Citing the Commerce Clause of the US constitution, the US Supreme Court in North Dakota v. Quill (1992) held that tax collectors cannot force out-of-state businesses to pay sales tax. The Supreme Court saw that forcing businesses with no physical presence in a state to collect and remit sales taxes was an unreasonable burden on interstate commerce.
South Dakota’s SB 106 was designed by lawyers to petition the US Supreme Court to reverse its prior decision in Quill. After SB 106 was enacted in 2016, NetChoice and the American Catalog Mailers Association sued the state. At the same time, South Dakota sued several large online retailers. A state court blocked enforcement of the law pending further review of the constitutional question.

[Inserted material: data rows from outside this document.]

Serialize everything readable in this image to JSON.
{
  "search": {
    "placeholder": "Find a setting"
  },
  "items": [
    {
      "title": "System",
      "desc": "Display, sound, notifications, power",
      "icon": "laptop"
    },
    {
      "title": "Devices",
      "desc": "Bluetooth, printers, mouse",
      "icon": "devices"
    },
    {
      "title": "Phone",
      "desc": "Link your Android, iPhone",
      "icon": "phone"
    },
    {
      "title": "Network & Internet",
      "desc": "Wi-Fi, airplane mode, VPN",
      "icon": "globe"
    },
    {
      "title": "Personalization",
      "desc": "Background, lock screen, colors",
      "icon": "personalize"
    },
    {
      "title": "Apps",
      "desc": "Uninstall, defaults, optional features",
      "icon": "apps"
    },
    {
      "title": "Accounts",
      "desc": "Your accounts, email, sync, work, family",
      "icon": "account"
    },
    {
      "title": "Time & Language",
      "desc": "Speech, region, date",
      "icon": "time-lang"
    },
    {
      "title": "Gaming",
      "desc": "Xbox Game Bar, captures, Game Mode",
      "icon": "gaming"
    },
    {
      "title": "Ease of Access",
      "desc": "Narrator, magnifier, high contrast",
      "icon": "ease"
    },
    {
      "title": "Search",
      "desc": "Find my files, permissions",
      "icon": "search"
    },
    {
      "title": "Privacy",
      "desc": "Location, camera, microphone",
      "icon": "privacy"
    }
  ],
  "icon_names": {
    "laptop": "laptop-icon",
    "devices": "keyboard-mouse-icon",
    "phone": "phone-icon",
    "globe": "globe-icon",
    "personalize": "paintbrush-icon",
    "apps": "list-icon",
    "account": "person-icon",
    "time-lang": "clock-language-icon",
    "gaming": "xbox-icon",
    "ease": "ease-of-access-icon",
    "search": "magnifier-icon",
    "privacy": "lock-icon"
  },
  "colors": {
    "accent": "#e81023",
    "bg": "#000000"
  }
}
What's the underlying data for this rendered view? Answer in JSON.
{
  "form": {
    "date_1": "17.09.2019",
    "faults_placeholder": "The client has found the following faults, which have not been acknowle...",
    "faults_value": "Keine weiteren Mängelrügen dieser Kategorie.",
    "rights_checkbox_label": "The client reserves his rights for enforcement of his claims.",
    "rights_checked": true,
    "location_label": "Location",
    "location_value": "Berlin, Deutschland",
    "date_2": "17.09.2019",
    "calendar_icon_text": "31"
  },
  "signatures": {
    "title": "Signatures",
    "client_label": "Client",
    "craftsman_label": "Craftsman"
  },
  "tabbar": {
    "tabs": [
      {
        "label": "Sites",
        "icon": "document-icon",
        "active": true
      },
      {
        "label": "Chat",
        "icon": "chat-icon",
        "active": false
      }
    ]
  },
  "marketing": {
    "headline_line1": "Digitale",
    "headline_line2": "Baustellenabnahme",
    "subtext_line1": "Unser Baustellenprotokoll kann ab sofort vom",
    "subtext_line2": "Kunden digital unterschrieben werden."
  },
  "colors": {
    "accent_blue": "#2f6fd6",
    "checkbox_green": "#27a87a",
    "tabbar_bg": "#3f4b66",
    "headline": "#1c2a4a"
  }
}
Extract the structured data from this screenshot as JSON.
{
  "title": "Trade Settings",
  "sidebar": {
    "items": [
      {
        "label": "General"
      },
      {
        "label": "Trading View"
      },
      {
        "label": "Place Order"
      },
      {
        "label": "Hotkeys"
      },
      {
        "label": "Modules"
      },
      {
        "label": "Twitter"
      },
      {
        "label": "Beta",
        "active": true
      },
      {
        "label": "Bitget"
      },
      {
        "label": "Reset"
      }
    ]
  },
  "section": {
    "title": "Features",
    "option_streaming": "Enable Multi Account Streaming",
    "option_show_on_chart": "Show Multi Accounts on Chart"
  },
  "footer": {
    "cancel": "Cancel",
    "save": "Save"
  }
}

While the South Dakota state Supreme Court agreed that the state’s law was unconstitutional, the US Supreme Court is reconsidering this decision and is likely to issue a ruling by June.
Hopefully for America’s small businesses who sell online, the US Supreme Court won’t reverse physical presence standard that has held since the days of Montgomery-Ward catalogs. A reversal of Quill would create chaos for every business who sells online. Overnight, any retailer with a website store would be subject to tax audits from 46 states and could be held liable for retroactive taxes on sales made years ago – a cost many small businesses wouldn’t be able to afford.
If Quill falls, every business in America would have to track tax rates for over 12,000 different local tax jurisdictions and apply rules and file returns in 46 states. This would be like forcing a brick and mortar store in Montana to follow and file on New York’s tax rules just because a New Yorker bought something at the store.
Similar laws and regulations have been adopted in other states too – and NetChoice has filed lawsuits in Indiana, Tennessee, and Wyoming. And this year, New Mexico and Hawaii advanced legislation to challenge Quill.
South Dakota’s Kill Quill bill is #1 on iAWFUL not only because it discriminates against businesses who sell online, but also because it could upend decades of legal precedent that protects retailers from being subject to every sales tax regime in the country.
In its review of South Dakota’s law, the U.S. Supreme Court could overturn Quill and lead to sales tax chaos for any business who goes online to serve its customers.